I would like to identify if a set of records is not represented by a distinct list of values; so in this example of:
raw_data = {
'subject_id': ['1', '2', '3', '4', '5'],
'first_name': ['Alex', 'Amy', 'Allen', 'Alice', 'Ayoung'],
'last_name': ['Anderson', 'Ackerman', 'Ali', 'Aoni', 'Atiches'],
'sport' : ['soccer','soccer','soccer','soccer','soccer']}
df_a = pd.DataFrame(raw_data, columns = ['subject_id', 'first_name', 'last_name','sport'])
raw_data = {
'subject_id': ['9', '5', '6', '7', '8'],
'first_name': ['Billy', 'Brian', 'Bran', 'Bryce', 'Betty'],
'last_name': ['Bonder', 'Black', 'Balwner', 'Brice', 'Btisan'],
'sport' : ['soccer','soccer','soccer','soccer','soccer']}
df_b = pd.DataFrame(raw_data, columns = ['subject_id', 'first_name', 'last_name','sport'])
raw_data = {
'subject_id': ['9', '5', '6', '7'],
'first_name': ['Billy', 'Brian', 'Bran', 'Bryce'],
'last_name': ['Bonder', 'Black', 'Balwner', 'Brice'],
'sport' : ['football','football','football','football']}
df_c = pd.DataFrame(raw_data, columns = ['subject_id', 'first_name', 'last_name','sport'])
raw_data = {
'subject_id': ['1', '3', '5'],
'first_name': ['Alex', 'Allen', 'Ayoung'],
'last_name': ['Anderson', 'Ali', 'Atiches'],
'sport' : ['football','football','football']}
df_d = pd.DataFrame(raw_data, columns = ['subject_id', 'first_name', 'last_name','sport'])

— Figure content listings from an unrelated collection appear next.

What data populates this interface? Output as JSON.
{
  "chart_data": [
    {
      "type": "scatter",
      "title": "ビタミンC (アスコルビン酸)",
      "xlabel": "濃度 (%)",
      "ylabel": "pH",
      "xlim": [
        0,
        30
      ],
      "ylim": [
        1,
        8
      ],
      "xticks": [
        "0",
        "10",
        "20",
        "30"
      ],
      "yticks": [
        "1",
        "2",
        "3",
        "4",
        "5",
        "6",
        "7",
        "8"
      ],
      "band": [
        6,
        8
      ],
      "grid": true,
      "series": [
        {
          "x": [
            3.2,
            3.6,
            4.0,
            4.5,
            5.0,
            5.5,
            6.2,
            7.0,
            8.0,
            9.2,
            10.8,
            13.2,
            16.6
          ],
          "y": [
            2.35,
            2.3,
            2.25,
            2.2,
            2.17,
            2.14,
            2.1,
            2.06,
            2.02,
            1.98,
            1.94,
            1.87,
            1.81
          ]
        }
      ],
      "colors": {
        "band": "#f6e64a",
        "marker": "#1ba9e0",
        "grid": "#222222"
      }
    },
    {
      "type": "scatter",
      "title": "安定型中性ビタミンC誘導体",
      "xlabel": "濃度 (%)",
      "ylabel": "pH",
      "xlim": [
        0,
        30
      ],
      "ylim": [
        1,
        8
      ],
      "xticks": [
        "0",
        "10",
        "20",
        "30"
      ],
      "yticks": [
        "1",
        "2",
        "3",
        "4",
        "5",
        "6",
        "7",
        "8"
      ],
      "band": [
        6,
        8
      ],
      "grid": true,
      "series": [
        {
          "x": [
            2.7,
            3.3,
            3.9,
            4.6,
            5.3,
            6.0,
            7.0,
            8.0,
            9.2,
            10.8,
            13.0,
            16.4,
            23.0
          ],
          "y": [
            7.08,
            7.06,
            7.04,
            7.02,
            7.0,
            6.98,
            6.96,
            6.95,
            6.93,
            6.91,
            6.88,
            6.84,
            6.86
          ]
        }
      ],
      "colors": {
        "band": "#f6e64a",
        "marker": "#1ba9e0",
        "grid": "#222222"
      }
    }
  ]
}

frames = [df_a,df_b,df_c,df_d]
frame = pd.concat(frames)
frame = frame.sort_values(by='subject_id')
raw_data = {
'sport':['soccer','football','softball']
}
sportlist = pd.DataFrame(raw_data,columns=['sport'])
Desired output: I would like to get a list of first_name and last_name pairs that do not play football. And also I would like be able to return a list of all the records since softball is not represented in the original list.
I tried using merge with how= outer, indicator=True options but since there is a record that plays soccer there is a match. And the '_right_only' yields no records since it was not populated in the original data.
Thanks, aem